Alexander Sasha Rush is an Associate Professor at Cornell Tech. His group’s research is in the intersection of natural language processing, deep learning, and structured prediction with applications in machine translation, summarization, and text generation. He also supports open-source development including the OpenNMT project. His work has received several paper and demo awards at major NLP and visualization conferences, an NSF Career Award, and faculty awards.  He is currently the general chair of ICLR.

Please join us for another NLP Seminar at 4:00pm in 202 South Hall on Sept 30th.

Speaker: Jinfeng Rao (Facebook)

Title: Structure-Aware Learning and Decoding for Neural NLG in Task-Oriented Dialog


Generating fluent natural language responses from structured semantic representations is a critical step in task-oriented conversational systems. Previous work primarily use Seq2Seq models on flat meaning representations (MR), e.g., in the E2E NLG Challenge, which lacks of controllability of generated texts. We propose a tree-structured MR for better discourse-level structuring and sentence-level planning. We propose a constrained decoding and a tree-to-sequence approach to add structure constraints into model learning and decoding. Our experiments show both approaches lead to better semantic correctness and combining them achieves the best performance.
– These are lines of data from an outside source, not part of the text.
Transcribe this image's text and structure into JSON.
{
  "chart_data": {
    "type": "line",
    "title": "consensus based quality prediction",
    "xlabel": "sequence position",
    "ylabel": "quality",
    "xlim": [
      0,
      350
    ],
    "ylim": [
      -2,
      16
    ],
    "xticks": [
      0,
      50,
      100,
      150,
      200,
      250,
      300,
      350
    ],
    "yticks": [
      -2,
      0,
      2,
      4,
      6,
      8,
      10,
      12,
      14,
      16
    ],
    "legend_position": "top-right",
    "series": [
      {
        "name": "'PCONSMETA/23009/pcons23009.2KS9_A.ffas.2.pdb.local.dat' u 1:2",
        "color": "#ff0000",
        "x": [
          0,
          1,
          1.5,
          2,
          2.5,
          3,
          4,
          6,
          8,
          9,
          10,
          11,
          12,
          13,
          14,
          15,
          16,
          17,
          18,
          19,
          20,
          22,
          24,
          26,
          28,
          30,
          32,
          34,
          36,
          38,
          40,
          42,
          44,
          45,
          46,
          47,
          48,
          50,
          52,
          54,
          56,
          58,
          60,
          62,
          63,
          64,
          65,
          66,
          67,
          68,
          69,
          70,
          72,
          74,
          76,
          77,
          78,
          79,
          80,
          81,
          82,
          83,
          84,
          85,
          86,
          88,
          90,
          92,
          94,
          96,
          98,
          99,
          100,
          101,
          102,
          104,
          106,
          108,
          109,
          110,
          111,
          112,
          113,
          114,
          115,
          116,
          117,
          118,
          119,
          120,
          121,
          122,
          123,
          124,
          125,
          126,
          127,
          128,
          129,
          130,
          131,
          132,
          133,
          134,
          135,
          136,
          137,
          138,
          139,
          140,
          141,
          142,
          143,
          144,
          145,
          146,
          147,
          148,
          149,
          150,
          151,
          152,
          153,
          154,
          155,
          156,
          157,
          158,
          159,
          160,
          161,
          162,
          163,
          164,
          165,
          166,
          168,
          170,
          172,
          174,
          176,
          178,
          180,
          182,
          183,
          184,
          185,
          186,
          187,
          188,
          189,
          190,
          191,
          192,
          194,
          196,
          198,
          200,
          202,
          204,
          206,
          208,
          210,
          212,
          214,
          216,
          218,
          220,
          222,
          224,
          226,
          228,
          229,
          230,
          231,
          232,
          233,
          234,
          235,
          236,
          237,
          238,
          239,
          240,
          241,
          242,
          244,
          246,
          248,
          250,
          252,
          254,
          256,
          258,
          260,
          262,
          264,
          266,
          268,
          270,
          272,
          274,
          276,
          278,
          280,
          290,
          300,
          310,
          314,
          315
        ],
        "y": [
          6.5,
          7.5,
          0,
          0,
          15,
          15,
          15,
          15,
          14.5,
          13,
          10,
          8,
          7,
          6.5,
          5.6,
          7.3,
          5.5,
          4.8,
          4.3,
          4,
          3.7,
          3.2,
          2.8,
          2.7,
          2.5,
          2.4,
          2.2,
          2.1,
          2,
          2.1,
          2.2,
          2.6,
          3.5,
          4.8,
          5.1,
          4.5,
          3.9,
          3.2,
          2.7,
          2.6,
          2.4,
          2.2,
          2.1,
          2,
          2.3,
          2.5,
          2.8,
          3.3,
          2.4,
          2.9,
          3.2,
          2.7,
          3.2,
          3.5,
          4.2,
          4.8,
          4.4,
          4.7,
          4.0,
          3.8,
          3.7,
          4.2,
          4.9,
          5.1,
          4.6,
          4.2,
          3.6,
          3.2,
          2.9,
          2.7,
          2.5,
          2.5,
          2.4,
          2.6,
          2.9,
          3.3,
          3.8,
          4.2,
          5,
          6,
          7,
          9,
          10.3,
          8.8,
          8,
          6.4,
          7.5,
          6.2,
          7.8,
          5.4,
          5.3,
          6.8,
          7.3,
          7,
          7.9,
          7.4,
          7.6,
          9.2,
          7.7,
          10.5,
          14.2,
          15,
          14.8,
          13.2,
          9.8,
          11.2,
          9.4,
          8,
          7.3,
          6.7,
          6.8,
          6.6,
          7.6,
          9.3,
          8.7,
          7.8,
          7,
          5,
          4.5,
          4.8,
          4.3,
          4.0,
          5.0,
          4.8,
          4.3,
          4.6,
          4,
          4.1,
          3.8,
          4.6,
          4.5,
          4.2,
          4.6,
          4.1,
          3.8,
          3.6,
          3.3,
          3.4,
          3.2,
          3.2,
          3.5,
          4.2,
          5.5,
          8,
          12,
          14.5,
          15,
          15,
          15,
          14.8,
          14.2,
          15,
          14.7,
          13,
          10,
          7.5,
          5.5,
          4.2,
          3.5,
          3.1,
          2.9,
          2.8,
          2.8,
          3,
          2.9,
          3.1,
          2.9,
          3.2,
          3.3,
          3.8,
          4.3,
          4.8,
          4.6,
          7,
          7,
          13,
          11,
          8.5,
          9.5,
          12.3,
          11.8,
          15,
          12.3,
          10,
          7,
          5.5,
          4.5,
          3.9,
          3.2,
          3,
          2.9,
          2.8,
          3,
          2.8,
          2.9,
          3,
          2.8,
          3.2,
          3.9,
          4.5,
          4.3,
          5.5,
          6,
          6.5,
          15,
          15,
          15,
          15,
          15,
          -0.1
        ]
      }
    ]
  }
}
In addition, I will also briefly talk about my recent work on bridging the gap between relevance matching and semantic matching for short text similarity modeling.


Jinfeng Rao is currently a research scientist at Facebook Conversational AI. Before that, he was a visiting researcher at Stanford University. He obtained his PhD with Prof. Jimmy Lin from University of Maryland College Park. Jinfeng’s research interest lies at the intersection of natural language processing, information retrieval and deep learning. At Facebook, he focuses on building and shipping world-class NLG system in Assistant. He has published more than 20 articles in the major NLP/ML conferences, including ACL, EMNLP, KDD, etc. His past research helped Comcast build their XFINITY voice search system, where his proposed multi-task system has processed billions of voice queries from 20M+ voice remotes in 2019. His work also helped Comcast win the 69th Emmy Award (2017) for the technical contributions in advancing television technologies.